Je n’ai pas réfléchir à tout cela trop longtemps. Si je m’aventurais dans ce terrier de lapin du désert, je me retrouverais dans un endroit très sombre où je commencerais à me poser des questions comme : « Qui est-ce qu’Okwu a tué durant le moojh-ha ki-bira ? » J’ai compris que lorsqu’Okwu avait participé à la tuerie, il avait été lié par le sens d devoir, de la culture et de la tradition des Méduses… jusqu’à ce que mon otjize lui montre quelque chose qui transcendait tout cela.

Pendant les premiers mois à l’université d’Oomza, Okwu avait accepté mes appels et avait parcouru des kilomètres et des kilomètres avec moi au travers de la ville des mathématiques au cœur de la nuit alors que ma maison me manquait tellement que je ne pouvais que marcher en m’imaginant rentrer chez moi. Il m’vait convaincu d’appeler tous mes frères et mes sœurs, alors même que je me sentais trop en colère ou trop négligée pour initier le contacte. Okwu avait même laissé mes parents l’insulter et lui crier dessus au travers de mon astrolabe jusqu’à ce que leur colère et leur peur n’aient plus cours et qu’ils lui demandent : « Comment va notre fille ? » Okwu avait été mon ennemie et il était maintenant mon ami, il faisait partie de ma famille. Mais j’ai tout de même demandé à ce que mes repas soient servis dans ma chambre.

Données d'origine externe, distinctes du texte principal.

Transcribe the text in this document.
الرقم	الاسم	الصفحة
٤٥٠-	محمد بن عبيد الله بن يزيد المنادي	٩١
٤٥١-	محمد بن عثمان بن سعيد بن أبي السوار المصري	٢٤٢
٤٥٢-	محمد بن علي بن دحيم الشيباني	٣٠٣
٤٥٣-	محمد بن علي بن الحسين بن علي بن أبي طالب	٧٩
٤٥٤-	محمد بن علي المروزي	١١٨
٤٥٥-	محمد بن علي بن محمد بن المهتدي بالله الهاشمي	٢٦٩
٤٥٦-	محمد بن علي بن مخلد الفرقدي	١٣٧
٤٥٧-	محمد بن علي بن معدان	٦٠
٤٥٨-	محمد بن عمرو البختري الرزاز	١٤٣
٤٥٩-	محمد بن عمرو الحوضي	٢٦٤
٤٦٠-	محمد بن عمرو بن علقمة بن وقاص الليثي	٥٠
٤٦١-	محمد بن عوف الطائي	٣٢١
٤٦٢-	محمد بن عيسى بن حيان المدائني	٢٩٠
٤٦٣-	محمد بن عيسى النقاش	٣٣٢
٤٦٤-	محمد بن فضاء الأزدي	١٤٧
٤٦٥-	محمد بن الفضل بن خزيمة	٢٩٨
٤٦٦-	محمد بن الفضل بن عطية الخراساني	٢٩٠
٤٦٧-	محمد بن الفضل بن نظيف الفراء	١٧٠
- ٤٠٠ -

Ce roman a une grande force pour moi, c’est toute la réflexion qu’il apporte sur la manière dont on doit se détacher des autres et de ce qu’ils attendent de nous. Ainsi, Binti est, comme je l’ai mis plus haut, perpétuellement entre deux mondes, le sien et celui de sa famille. Elle essaye de grandir, de devenir celle qu’elle veut être, mais elle se heurte toujours à ce que les autres pensent, et à tout ce que sa famille lui a appris, aux attentes qu’ils avaient envers elle, ce qui amène chez elle beaucoup de culpabilité. Or, elle n’a pas le choix, elle ne peut pas revenir en arrière, et elle va justement l’apprendre à ses dépends. Tout ce qu’elle peut faire alors, c’est avancer, se construire sa propre identité, celle qu’elle veut assumer, et pour cela, elle doit couper davantage le cordon avec ses parents, sa famille, puisqu’il ne parviennent pas à comprendre qu’elle est différente, qu’elle l’a toujours été. De ce fait, on a ici une réflexion sur le poids de la famille, le poids des traditions aussi, et sur l’identité qu’on veut assumer. Et, pour rajouter encore de la tension, on a aussi le poids des secrets de famille, que va découvrir Binti dans la fin du roman, un secret qui la pousse à être encore plus différente des autres, un secret qui est nécessaire pour elle, pour avancer, pour comprendre qui elle est, mais qui ne fait qu’accentuer sa différence avec sa famille. J’ai vraiment beaucoup aimé cette réflexion qui est finalement très philosophique, mais qui est très bien amenée dans le roman. Et cette réflexion est liée aux points fantastiques de l’histoire, ne faisant alors que montrer à quel point Binti est spéciale, et à quel point elle ne peut pas revenir en arrière. Cela favorise encore l’idée d’initiatique qu’il y a dans ce roman.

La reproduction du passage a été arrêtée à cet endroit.